In The Green Cure, author Alice Peck offers a compelling argument for incorporating nature into any personal health quest. Citing research examining the health benefits of nature—for example, how walking among trees lowers blood pressure—Peck provides ample evidence that a “green cure” isn’t merely a poetic notion. She also offers practical ways to tap these benefits: creating terrariums, using light and color therapy to mimic nature’s light and color spectrum, and more. Peck shows us that tapping into nature’s healing power doesn’t require us to live by the ocean or in a forest. It’s all around, wherever we begin.

Alphabreaths: The ABCs of Mindful Breathing

Chris Willard, David Rechtschaffen, and Holly Clifton-Brown • Sounds True

“Spread your arms like a butterfly, imagine blowing out the candles on a birthday cake, or be still and silent as a ninja.” Psychologist Chris Willard and Mindful Education director Daniel Rechtschaffen—each having written several previous titles on bringing mindfulness into children’s lives—offer 26 imaginative ways for kids and their adults to pay attention to the breath all day, from Alligator Breath to Zzzz Breath (no prizes for guessing that this last one involves bedtime). Accompanied by adorable, vibrant, homespun illustrations, the wide variety of exercises will help kids associate mindful breathing with play and with learning about ourselves in relation to the wider world. Not a bad way to understand mindfulness at any age.

Podcast Review

Invisibilia

Episode: The Fifth Vital Sign

The more attention you give something, goes the aphorism, the bigger that thing becomes. In this episode of NPR’s Invisibilia, host Alex Spiegel explores the power our attention wields in the realm of the body. It introduces us to Devyn, an American 16-year-old who finds inexplicable chronic pain taking over her life. The narrative also lights on a medical system—within an oppressively stressful, pain-inducing society—that’s grown obsessed with “killing” pain (as in, taking “pain killers”). Plus, a pocket of the medical community claims that we’re understanding and treating physical pain in all the least helpful ways. Trying so hard to get rid of every trace of pain, says rheumatologist Dr. David Sherry, serves to amplify it rather than curing it: “There’s some suffering that people just need to live through.” Is pain, “the fifth vital sign,” an enemy to be vanquished at all costs? Or is debilitating pain a matter of misplaced focus? It may be that our body knows the answers we need better than we do. We ought to be listening.

CBC’S Sunday Edition

Episode: Too Long, Didn’t Read: How Online Reading Is Hurting Our Brains

Although “hurting” may be a tad alarmist, research shows the digital revolution is literally changing our brain circuits. Tufts University professor Maryanne Wolf, author of Reader, Come Home: The Reading Brain In the Digital World, describes how reading has, for centuries, allowed us to engage in “deep reading, sophisticated processes like analogy and inference,” as well as “critical analysis and empathy.” But these skills developed while our most pervasive forms of media were printed books, newspapers, and magazines.
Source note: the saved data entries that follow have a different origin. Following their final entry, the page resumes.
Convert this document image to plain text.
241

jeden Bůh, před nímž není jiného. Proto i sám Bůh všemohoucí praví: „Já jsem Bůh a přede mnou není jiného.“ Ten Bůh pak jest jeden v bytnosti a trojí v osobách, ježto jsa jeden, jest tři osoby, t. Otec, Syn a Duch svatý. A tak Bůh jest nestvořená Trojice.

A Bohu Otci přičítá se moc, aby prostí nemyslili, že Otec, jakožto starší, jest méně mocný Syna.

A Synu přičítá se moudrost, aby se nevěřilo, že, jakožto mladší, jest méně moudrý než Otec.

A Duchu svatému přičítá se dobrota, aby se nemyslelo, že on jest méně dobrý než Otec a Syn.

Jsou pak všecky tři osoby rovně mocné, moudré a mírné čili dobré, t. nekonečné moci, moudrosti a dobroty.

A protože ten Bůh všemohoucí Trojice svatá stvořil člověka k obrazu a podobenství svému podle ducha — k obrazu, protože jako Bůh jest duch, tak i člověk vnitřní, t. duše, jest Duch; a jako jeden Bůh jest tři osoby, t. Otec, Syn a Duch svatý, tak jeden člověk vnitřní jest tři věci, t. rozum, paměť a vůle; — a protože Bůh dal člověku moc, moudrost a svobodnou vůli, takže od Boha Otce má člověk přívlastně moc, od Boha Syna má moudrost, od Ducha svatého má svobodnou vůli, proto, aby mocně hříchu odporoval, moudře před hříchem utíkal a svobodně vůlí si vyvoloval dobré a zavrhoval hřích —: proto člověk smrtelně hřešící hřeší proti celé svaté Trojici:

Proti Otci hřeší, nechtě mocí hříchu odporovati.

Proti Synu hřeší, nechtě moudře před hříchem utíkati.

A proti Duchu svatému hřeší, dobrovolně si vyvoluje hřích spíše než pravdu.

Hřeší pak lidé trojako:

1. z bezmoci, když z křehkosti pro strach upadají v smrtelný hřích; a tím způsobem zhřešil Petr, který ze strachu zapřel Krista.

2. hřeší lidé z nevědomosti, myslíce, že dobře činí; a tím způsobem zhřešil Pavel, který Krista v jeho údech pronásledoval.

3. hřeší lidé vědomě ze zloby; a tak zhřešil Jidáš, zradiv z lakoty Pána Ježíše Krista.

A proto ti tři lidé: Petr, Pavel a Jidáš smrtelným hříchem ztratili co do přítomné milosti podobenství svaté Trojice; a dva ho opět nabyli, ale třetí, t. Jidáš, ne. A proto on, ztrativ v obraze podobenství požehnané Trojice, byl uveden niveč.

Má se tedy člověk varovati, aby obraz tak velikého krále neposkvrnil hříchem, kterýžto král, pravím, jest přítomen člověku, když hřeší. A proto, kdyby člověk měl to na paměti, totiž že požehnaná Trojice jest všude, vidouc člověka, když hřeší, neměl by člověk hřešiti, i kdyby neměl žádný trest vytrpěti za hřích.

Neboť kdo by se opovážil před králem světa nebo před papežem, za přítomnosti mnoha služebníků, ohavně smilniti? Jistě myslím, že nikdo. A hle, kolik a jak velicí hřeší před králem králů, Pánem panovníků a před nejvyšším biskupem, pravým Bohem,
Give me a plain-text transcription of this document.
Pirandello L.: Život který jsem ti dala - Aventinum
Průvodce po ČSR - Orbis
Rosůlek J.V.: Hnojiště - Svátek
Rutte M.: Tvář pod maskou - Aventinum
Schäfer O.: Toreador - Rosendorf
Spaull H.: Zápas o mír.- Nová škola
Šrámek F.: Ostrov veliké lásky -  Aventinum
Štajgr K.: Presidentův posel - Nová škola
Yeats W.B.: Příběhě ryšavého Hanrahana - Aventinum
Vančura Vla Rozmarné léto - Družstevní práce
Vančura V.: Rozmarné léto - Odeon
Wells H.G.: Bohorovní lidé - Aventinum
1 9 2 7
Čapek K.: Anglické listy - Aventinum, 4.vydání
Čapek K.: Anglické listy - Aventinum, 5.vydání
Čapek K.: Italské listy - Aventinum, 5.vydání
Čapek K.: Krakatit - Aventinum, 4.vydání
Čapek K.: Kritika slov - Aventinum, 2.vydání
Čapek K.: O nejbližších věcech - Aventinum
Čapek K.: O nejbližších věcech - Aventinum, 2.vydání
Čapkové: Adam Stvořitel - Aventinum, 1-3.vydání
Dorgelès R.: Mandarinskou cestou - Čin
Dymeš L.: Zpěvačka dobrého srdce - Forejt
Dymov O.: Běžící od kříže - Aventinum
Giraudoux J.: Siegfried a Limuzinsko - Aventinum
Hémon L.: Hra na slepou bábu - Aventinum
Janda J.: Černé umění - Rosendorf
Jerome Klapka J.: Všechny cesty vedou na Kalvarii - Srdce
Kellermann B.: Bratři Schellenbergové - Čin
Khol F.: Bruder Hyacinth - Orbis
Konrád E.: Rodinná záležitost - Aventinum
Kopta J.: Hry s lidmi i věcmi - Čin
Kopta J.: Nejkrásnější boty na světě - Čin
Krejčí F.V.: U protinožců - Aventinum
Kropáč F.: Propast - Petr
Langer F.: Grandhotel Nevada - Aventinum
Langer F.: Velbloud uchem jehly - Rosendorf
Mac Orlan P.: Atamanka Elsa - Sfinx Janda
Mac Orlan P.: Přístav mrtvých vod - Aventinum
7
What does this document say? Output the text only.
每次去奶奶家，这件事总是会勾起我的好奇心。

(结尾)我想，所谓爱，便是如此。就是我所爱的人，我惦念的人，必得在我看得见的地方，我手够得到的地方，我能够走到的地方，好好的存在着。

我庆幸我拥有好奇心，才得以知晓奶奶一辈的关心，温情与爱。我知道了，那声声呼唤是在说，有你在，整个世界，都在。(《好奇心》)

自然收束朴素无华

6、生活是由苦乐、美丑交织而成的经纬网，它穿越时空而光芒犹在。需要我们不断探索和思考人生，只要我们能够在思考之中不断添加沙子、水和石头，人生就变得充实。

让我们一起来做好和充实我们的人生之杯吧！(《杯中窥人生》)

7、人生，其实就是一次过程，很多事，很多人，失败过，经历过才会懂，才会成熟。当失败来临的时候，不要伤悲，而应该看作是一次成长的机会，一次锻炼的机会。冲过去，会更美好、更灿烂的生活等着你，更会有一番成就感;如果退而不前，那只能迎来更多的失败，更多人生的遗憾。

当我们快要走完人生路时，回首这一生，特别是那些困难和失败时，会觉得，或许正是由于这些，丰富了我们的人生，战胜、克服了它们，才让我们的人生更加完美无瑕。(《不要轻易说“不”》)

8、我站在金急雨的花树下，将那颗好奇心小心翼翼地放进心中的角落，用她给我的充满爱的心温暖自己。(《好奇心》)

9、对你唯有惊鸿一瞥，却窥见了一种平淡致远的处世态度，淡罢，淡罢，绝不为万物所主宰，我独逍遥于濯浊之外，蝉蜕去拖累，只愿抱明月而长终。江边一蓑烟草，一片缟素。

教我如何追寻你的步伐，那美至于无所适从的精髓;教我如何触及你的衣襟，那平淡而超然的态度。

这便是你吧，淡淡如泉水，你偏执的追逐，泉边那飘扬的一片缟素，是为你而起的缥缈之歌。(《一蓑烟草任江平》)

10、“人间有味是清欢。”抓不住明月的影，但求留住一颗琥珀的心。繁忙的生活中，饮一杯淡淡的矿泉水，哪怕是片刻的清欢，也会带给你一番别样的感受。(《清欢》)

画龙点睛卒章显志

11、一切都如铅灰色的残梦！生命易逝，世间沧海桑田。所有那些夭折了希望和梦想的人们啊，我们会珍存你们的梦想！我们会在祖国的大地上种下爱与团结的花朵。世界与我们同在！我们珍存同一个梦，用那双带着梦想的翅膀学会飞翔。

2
Reading on our phones, we tend to merely skim—a habit that suits whizzing through emails or Twitter but hurts when we want (or need) to read, say, business reports, or Steinbeck. Reading on screens doesn’t encourage taking the “precious milliseconds” required for those deep-reading processes. Our brains quickly lose patience with it. For Wolf, we’ve reached “a moment of cognitive choice”: If we don’t practice reading slowly, deeply, with intention, the literary skills gained over countless generations will continue to fade.